Por François Silvestre
A barbárie que modelou o processo de expansão do domínio europeu sobre povos internos e distantes, conquistas e colonizações, marcou a ferro o lombo da História.
No Oriente, não foi diferente. Mesmo assim pode-se dizer que a intolerância daí decorrente demarcava-se em espaços limitados e em tempos distintos.
E tudo se configurando num quatro de conquistadores oprimindo conquistados. Portanto, intolerância endêmica. Aquela que se limita por fronteiras claras.
“Evoluímos” para a epidemia, rompendo fronteiras e expandindo a intolerância. Evolução de domínio, involução de caráter.
Hoje, a epidemia já produz saudade. A intolerância virou pandemia. Não respeita mais qualquer limitação, nem fronteiras.
A guerra, de qualquer natureza, serve-se de todos os pretextos. Até as denominações religiosas, que sempre foram disfarces de interesses econômicos, agora elevaram o nível da intolerância à beira do céu. Onde vendem lotes às almas ingênuas, prometendo entrega após depositarem na terra os seus corpos apodrecidos.
É um mercado macabro, cuja enganação agrega ao pacote a intolerância sem limite.
Ortega y Gasset dizia que o “homem não possui natureza, tem história”. Isto é, a natureza no homem é tão somente orgânica, não social; diferentemente dos irracionais, que possuem sociabilidade por natureza e não pela história.
A pandemia da intolerância, que vai da praça ao quintal, do continente ao município, do mar ao poço, do front da guerra ao campo de futebol, da igreja ao oratório, do parlamento ao bar, do tribunal ao cartório, do jornal ao fuxico, do bate-papo à internet, da arte à depressão.
Nem precisa de uma diferença ideológica, política ou religiosa. Uma discordância trivial rasga o fato e derrama as tripas.
A mídia é um palanque.

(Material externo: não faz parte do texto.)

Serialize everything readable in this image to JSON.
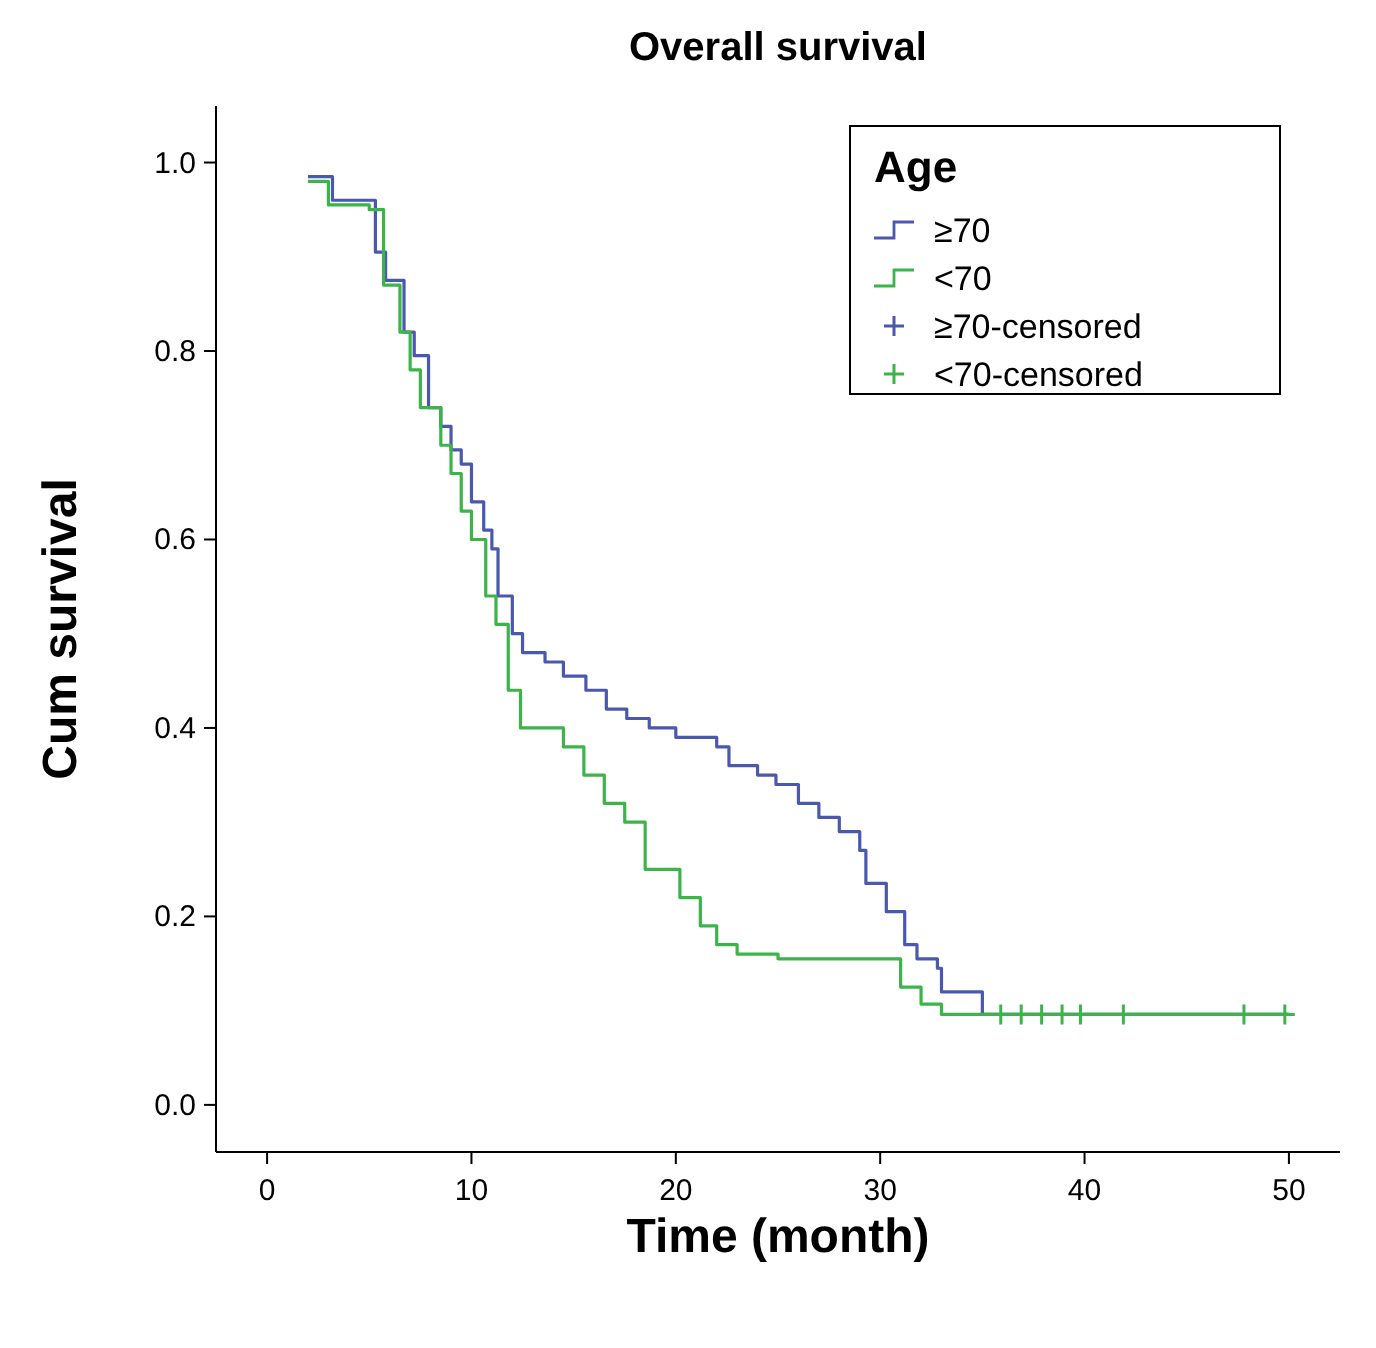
{
  "chart_data": {
    "type": "step",
    "title": "Overall survival",
    "xlabel": "Time (month)",
    "ylabel": "Cum survival",
    "legend_title": "Age",
    "legend": "top right",
    "grid": false,
    "line_style": "solid",
    "xlim": [
      -2.5,
      52.5
    ],
    "ylim": [
      -0.05,
      1.06
    ],
    "xticks": [
      0,
      10,
      20,
      30,
      40,
      50
    ],
    "yticks": [
      {
        "value": 0,
        "label": "0.0"
      },
      {
        "value": 0.2,
        "label": "0.2"
      },
      {
        "value": 0.4,
        "label": "0.4"
      },
      {
        "value": 0.6,
        "label": "0.6"
      },
      {
        "value": 0.8,
        "label": "0.8"
      },
      {
        "value": 1,
        "label": "1.0"
      }
    ],
    "series": [
      {
        "name": "≥70",
        "color": "#4a58ad",
        "x": [
          2,
          3.2,
          5.3,
          5.8,
          6.7,
          7.2,
          7.9,
          8.5,
          9.0,
          9.5,
          10.0,
          10.6,
          11.0,
          11.3,
          12.0,
          12.5,
          13.6,
          14.5,
          15.6,
          16.6,
          17.6,
          18.7,
          20.0,
          22.0,
          22.6,
          24.0,
          24.9,
          26.0,
          27.0,
          28.0,
          29.0,
          29.3,
          30.3,
          31.2,
          31.8,
          32.8,
          33.0,
          35.0,
          50
        ],
        "values": [
          0.985,
          0.96,
          0.905,
          0.875,
          0.82,
          0.795,
          0.74,
          0.72,
          0.695,
          0.68,
          0.64,
          0.61,
          0.59,
          0.54,
          0.5,
          0.48,
          0.47,
          0.455,
          0.44,
          0.42,
          0.41,
          0.4,
          0.39,
          0.38,
          0.36,
          0.35,
          0.34,
          0.32,
          0.305,
          0.29,
          0.27,
          0.235,
          0.205,
          0.17,
          0.155,
          0.145,
          0.12,
          0.096,
          0.096
        ]
      },
      {
        "name": "<70",
        "color": "#3cb44a",
        "x": [
          2,
          3,
          5,
          5.7,
          6.5,
          7,
          7.5,
          8.5,
          9,
          9.5,
          10,
          10.7,
          11.2,
          11.8,
          12.4,
          14.5,
          15.5,
          16.5,
          17.5,
          18.5,
          20.2,
          21.2,
          22,
          23,
          25,
          31,
          32,
          33,
          50
        ],
        "values": [
          0.98,
          0.955,
          0.95,
          0.87,
          0.82,
          0.78,
          0.74,
          0.7,
          0.67,
          0.63,
          0.6,
          0.54,
          0.51,
          0.44,
          0.4,
          0.38,
          0.35,
          0.32,
          0.3,
          0.25,
          0.22,
          0.19,
          0.17,
          0.16,
          0.155,
          0.125,
          0.107,
          0.096,
          0.096
        ]
      },
      {
        "name": "≥70-censored",
        "type": "scatter",
        "marker": "cross",
        "color": "#4a58ad"
      },
      {
        "name": "<70-censored",
        "type": "scatter",
        "marker": "cross",
        "color": "#3cb44a",
        "x": [
          35.9,
          36.9,
          37.9,
          38.9,
          39.8,
          41.9,
          47.8,
          49.8
        ],
        "values": [
          0.096,
          0.096,
          0.096,
          0.096,
          0.096,
          0.096,
          0.096,
          0.096
        ]
      }
    ]
  }
}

Não importa informar ou questionar. “Meu lado é o bom e o resto não presta”. Nenhum espaço à tolerância. A internet é uma praça de guerra. E no meio da luta fratricida, não há lugar para ponderações.
A única intolerância legítima, a ser exercida, é contra a corrupção, racismo e a violência do estupro ou da pedofilia. Aí há de ser intolerância absoluta. Tolerância abaixo de zero.

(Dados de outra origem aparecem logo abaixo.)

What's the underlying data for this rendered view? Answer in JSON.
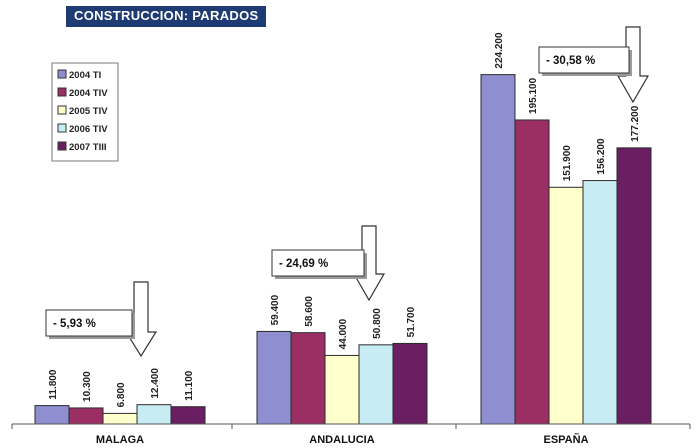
{
  "chart_data": {
    "type": "bar",
    "title": "CONSTRUCCION: PARADOS",
    "categories": [
      "MALAGA",
      "ANDALUCIA",
      "ESPAÑA"
    ],
    "series": [
      {
        "name": "2004 TI",
        "color": "#8e8ed0",
        "values": [
          11800,
          59400,
          224200
        ],
        "labels": [
          "11.800",
          "59.400",
          "224.200"
        ]
      },
      {
        "name": "2004 TIV",
        "color": "#9b2e62",
        "values": [
          10300,
          58600,
          195100
        ],
        "labels": [
          "10.300",
          "58.600",
          "195.100"
        ]
      },
      {
        "name": "2005 TIV",
        "color": "#ffffcc",
        "values": [
          6800,
          44000,
          151900
        ],
        "labels": [
          "6.800",
          "44.000",
          "151.900"
        ]
      },
      {
        "name": "2006 TIV",
        "color": "#c8ecf4",
        "values": [
          12400,
          50800,
          156200
        ],
        "labels": [
          "12.400",
          "50.800",
          "156.200"
        ]
      },
      {
        "name": "2007 TIII",
        "color": "#6a1f62",
        "values": [
          11100,
          51700,
          177200
        ],
        "labels": [
          "11.100",
          "51.700",
          "177.200"
        ]
      }
    ],
    "annotations": [
      "- 5,93 %",
      "- 24,69 %",
      "- 30,58 %"
    ],
    "legend": "top-left",
    "grid": false
  }
}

Informar com isenção deixou de ser o princípio que legitima a liberdade de imprensa. Isenção não é neutralidade. É abertura à informação sem alinhamento automático.
Uma coisa é discordar. Outra é transformar a discordância num confronto. E essa inimizade nasce fundamentada apenas na intolerância, sem que os contendores precisem de qualquer covivência pessoal ou relações sociais.

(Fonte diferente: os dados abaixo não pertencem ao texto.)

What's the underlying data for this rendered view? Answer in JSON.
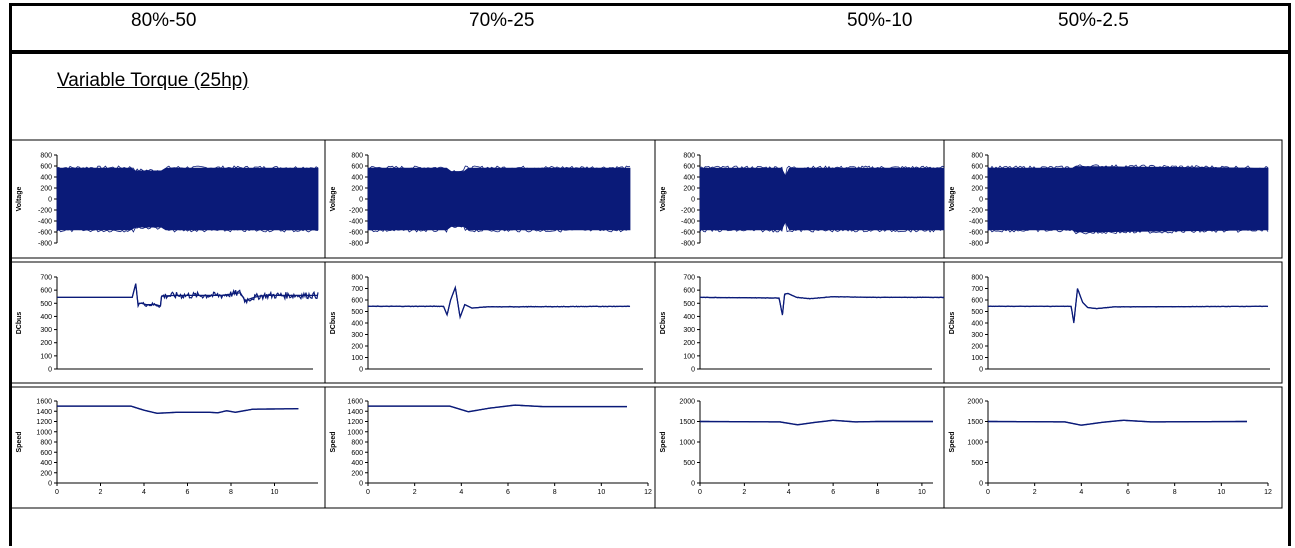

Conviver apenas com quem tem opinião convergente é facílimo. E muitas vezes chatíssimo. É o cansaço da concordância, muitas vezes fruto da preguiça de pensar.
O difícil e belo é conviver com a divergência. No respeito ao contrário. Na beleza do contraditório. Coisa que até a operação do Direito tem esquecido, num jogo sujo de luminosidades disputadas. E no acasalamento entre o escuro e a escuridão, o resultado do coito é a prenhez das trevas. Té mais.